Il me sert une nouvelle anecdote, mais celle-là, je crois qu'il l'invente. Si Dario ne parle pas bien le français, on ne peut pas dire qu'il maîtrise mieux l'italien. À l'époque il s'exprimait dans une sorte de langage étrange que seuls les gosses du quartier pouvaient comprendre. Le corps de la phrase en patois romain, deux adjectifs d'argot de banlieue rouge, des apostrophes portugaises et des virgules arabes, piquées dans les cités, un zeste de verlan, et des mots à nous, inventés ou chopés à la télé et dans les bandes dessinées. À l'époque ça me donnait l'impression d'un code secret aux résonances cabalistiques. Et j'aimais cette possibilité de nous isoler en pleine cour de récré. Aujourd'hui il ne lui reste que le pur dialecte du pays, mâtiné d'un français de plus en plus dépouillé. Le dialecte, c'est le Ciociaro, celui de la grande banlieue romaine. Celui des films de De Sica.
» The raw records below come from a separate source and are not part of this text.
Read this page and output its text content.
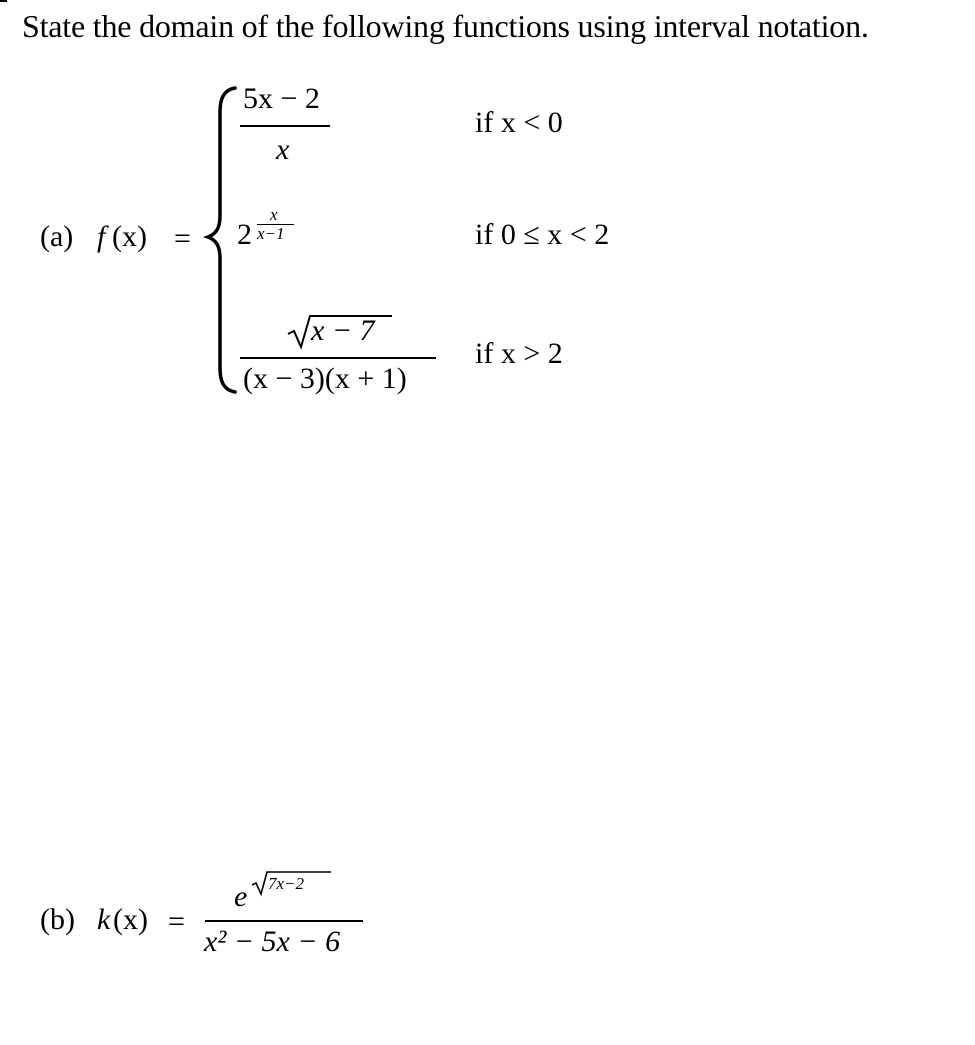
State the domain of the following functions using interval notation.
(a) f (x) =
5x − 2
x
if x < 0
2
x
x−1	if 0 ≤ x < 2
x − 7
(x − 3)(x + 1)
if x > 2
(b) k (x) =
e 7x−2
x² − 5x − 6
Moi j'ai tout oublié, je ne parle plus cette langue, je n'aime pas les langues qui étirent la romance.

Quand je pense que nos pères ont parcouru 1 500 kilomètres, de banlieue à banlieue…

– Ça m'a fait plaisir de te voir, Dario… Faut que je rentre…

— Ashpet' o ! Tu peux ashpetta un peu, pourquoi je dois te parler…

En italien pour dire pourquoi et parce que, on emploie le même mot. Si Dario utilise parfois la bonne grammaire, c'est toujours avec la mauvaise langue.

— Pourquoi toi, Anto', t'as fait gli studi, et moi j'ai pas fait gli studi, et toi t'es allé dans les grandes écoles, à Paris. T'es intelligento…

Mauvais pour moi, ça. Si Dario Trengoni tient à me dire que je suis intelligent, c'est qu'il me prend pour un con. Ce qu'il appelle « les grandes écoles » c'est deux années de fac poussives qui m'ont précipité sur le marché du travail, comme ça, en traître. Mais ma mère s'en était vantée dans le quartier.